Impact of sales promotions on brand preference after promoting period has been the debatable topic for years1. Advertising was believed to be the primary tool in the marketing mix, if not the only one, for branding. While promotions were believed to be the temporary tool used to stimulate sales volume or to help accomplish short-term objectives. “It is generally assumed that enhancing a product with features that do not negatively affect other attributes, such as offering a free premium or sweepstakes, can only help short term sales”2. Gedenk and Neslin claimed that experimental proof collected supports that promotions can be strengthening if consumers already develop positive attitudes towards the brand, and this will be particularly true when using non-price promotions. “Non-price promotions are even more effective because they enhance rather than hurt repeat purchasing.
So even though they are not quite as effective in the short-term, their stronger long-term effects enable them to generate more sales” 3. To support Gedenk and Neslin, the PMA/Northwestern University 2002 study, Promotion, Brand Building and Corporate Performance Research also illustrated that brand experience, and relationship between brand and its consumers may be enhanced using promotions.
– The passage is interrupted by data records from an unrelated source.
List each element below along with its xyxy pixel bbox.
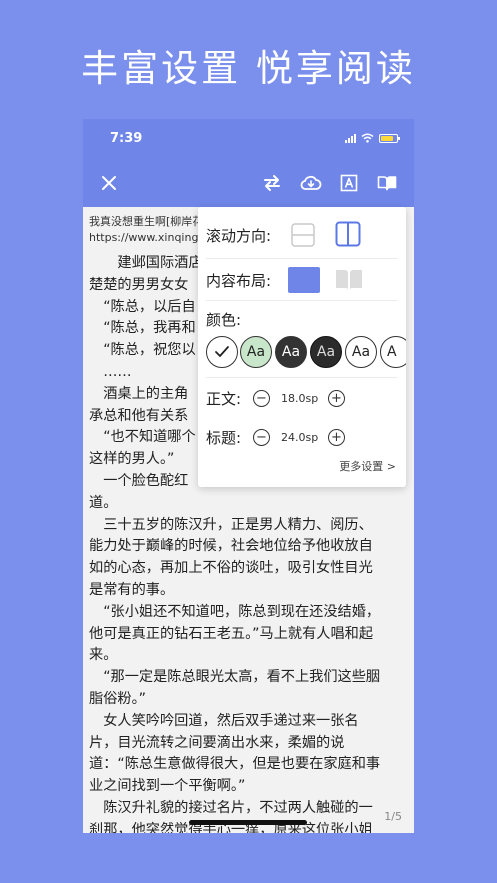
content-line: 他可是真正的钻石王老五。”马上就有人唱和起	[89, 625, 374, 642]
double-page-layout-icon[interactable]	[334, 267, 364, 293]
layout-label: 内容布局:	[206, 272, 272, 290]
book-icon	[377, 176, 397, 191]
content-line: 脂俗粉。”	[89, 690, 147, 707]
catalog-button[interactable]	[375, 171, 399, 195]
horizontal-scroll-option[interactable]	[335, 221, 361, 247]
more-settings-link[interactable]: 更多设置 >	[339, 458, 396, 474]
divider	[206, 377, 398, 378]
reader-toolbar	[83, 159, 414, 207]
font-a-icon	[340, 174, 358, 192]
scroll-direction-label: 滚动方向:	[206, 227, 272, 245]
page-indicator: 1/5	[384, 810, 402, 823]
body-size-increase-button[interactable]: +	[328, 390, 345, 407]
promo-headline: 丰富设置 悦享阅读	[81, 47, 416, 90]
status-bar: 7:39	[83, 119, 414, 159]
color-label: 颜色:	[206, 311, 242, 329]
check-icon	[215, 346, 229, 357]
title-size-value: 24.0sp	[281, 431, 319, 444]
color-swatch-black[interactable]: Aa	[310, 336, 342, 368]
layout-row: 内容布局:	[198, 265, 406, 297]
color-swatch-green[interactable]: Aa	[240, 336, 272, 368]
content-line: 陈汉升礼貌的接过名片，不过两人触碰的一	[89, 799, 373, 816]
signal-icon	[345, 133, 356, 143]
divider	[206, 300, 398, 301]
content-line: 片，目光流转之间要滴出水来，柔媚的说	[89, 734, 345, 751]
divider	[206, 258, 398, 259]
content-line: 如的心态，再加上不俗的谈吐，吸引女性目光	[89, 560, 373, 577]
color-swatch-partial[interactable]: A	[380, 336, 406, 368]
body-size-value: 18.0sp	[281, 392, 319, 405]
book-url: https://www.xinqingxi	[89, 231, 209, 244]
body-size-row: 正文: − 18.0sp +	[198, 385, 406, 413]
wifi-icon	[361, 133, 374, 143]
color-swatch-white-selected[interactable]	[206, 336, 238, 368]
content-line: “张小姐还不知道吧，陈总到现在还没结婚，	[89, 603, 381, 620]
battery-icon	[379, 133, 400, 143]
swap-icon	[264, 175, 280, 191]
content-line: 能力处于巅峰的时候，社会地位给予他收放自	[89, 538, 373, 555]
title-size-row: 标题: − 24.0sp +	[198, 424, 406, 452]
book-title: 我真没想重生啊[柳岸花	[89, 215, 204, 228]
font-button[interactable]	[337, 171, 361, 195]
title-size-decrease-button[interactable]: −	[253, 429, 270, 446]
close-icon	[102, 176, 116, 190]
color-row: 颜色: Aa Aa Aa Aa A	[198, 305, 406, 375]
content-line: “那一定是陈总眼光太高，看不上我们这些胭	[89, 669, 381, 686]
title-size-increase-button[interactable]: +	[328, 429, 345, 446]
download-button[interactable]	[299, 171, 323, 195]
home-indicator[interactable]	[189, 820, 307, 825]
content-line: 来。	[89, 647, 118, 664]
content-line: 女人笑吟吟回道，然后双手递过来一张名	[89, 712, 359, 729]
swap-source-button[interactable]	[260, 171, 284, 195]
body-size-label: 正文:	[206, 390, 242, 408]
body-size-decrease-button[interactable]: −	[253, 390, 270, 407]
content-line: 业之间找到一个平衡啊。”	[89, 778, 246, 795]
book-header: 我真没想重生啊[柳岸花 https://www.xinqingxi	[89, 214, 209, 246]
content-line: 道。	[89, 494, 118, 511]
settings-panel: 滚动方向: 内容布局: 颜色: Aa Aa Aa Aa A 正文: − 18.0…	[198, 207, 406, 487]
cloud-download-icon	[300, 175, 322, 190]
content-line: 道：“陈总生意做得很大，但是也要在家庭和事	[89, 756, 381, 773]
single-page-layout-option[interactable]	[288, 267, 320, 293]
scroll-direction-row: 滚动方向:	[198, 221, 406, 251]
color-swatch-dark[interactable]: Aa	[275, 336, 307, 368]
content-line: 是常有的事。	[89, 581, 175, 598]
status-time: 7:39	[110, 131, 143, 146]
status-icons	[345, 133, 400, 143]
content-line: 三十五岁的陈汉升，正是男人精力、阅历、	[89, 516, 373, 533]
color-swatch-white[interactable]: Aa	[345, 336, 377, 368]
title-size-label: 标题:	[206, 429, 242, 447]
vertical-scroll-option[interactable]	[291, 223, 315, 247]
close-button[interactable]	[97, 171, 121, 195]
Van Heerde and Neslin discovered the same results proving that long-term consumer behavior may be affected by promotions4. Whereas Palazo?n-Vidal and Delgado-Ballester believed that price-promotions are less effective in branding due to their focus on the monetary association (the price)5. Simply put, they drive people to become more price-sensitive and habituate them to look for bargains whenever they intend to buy something.
Price discounts have conventionally been the robust form of sales promotions, consumers expectations move from quality improvement to price reduction, and hence simply decreasing prices is indeed problematic6. Darke and Chung conducted a research to investigate the pros and cons of price cuts in comparison to other promotional programs such as everyday-low-prices (EDLP) and free gift. The research demonstrated that free gifts were more effective in improving quality perceptions towards the brand and delivering value to consumers than EDLP promotional strategy1. Bawa and Shoemaker developed a model to examine the impact of free samples on incremental sales and brand preference.
They found that free samples plays an crucial role in producing brand loyalty, and generate sales after the trials due to a high level of customer’s retention, increase in purchase probability among those who have tried the brand with a sample2. A meta-analysis integrating 51 studies was conducted by DelVecchio, Henard, and Freling to assess the findings of earlier published studies that relates the application of sales promotion to implication of post-promotion brand choice. They found out that in general, sales promotions statistically have little effect on brand preference beyond the time promotion are in effect. Nevertheless, based on the degree of congruency between types of promotions and the promoted products, promotions can either improve or erode the brand loyalty3.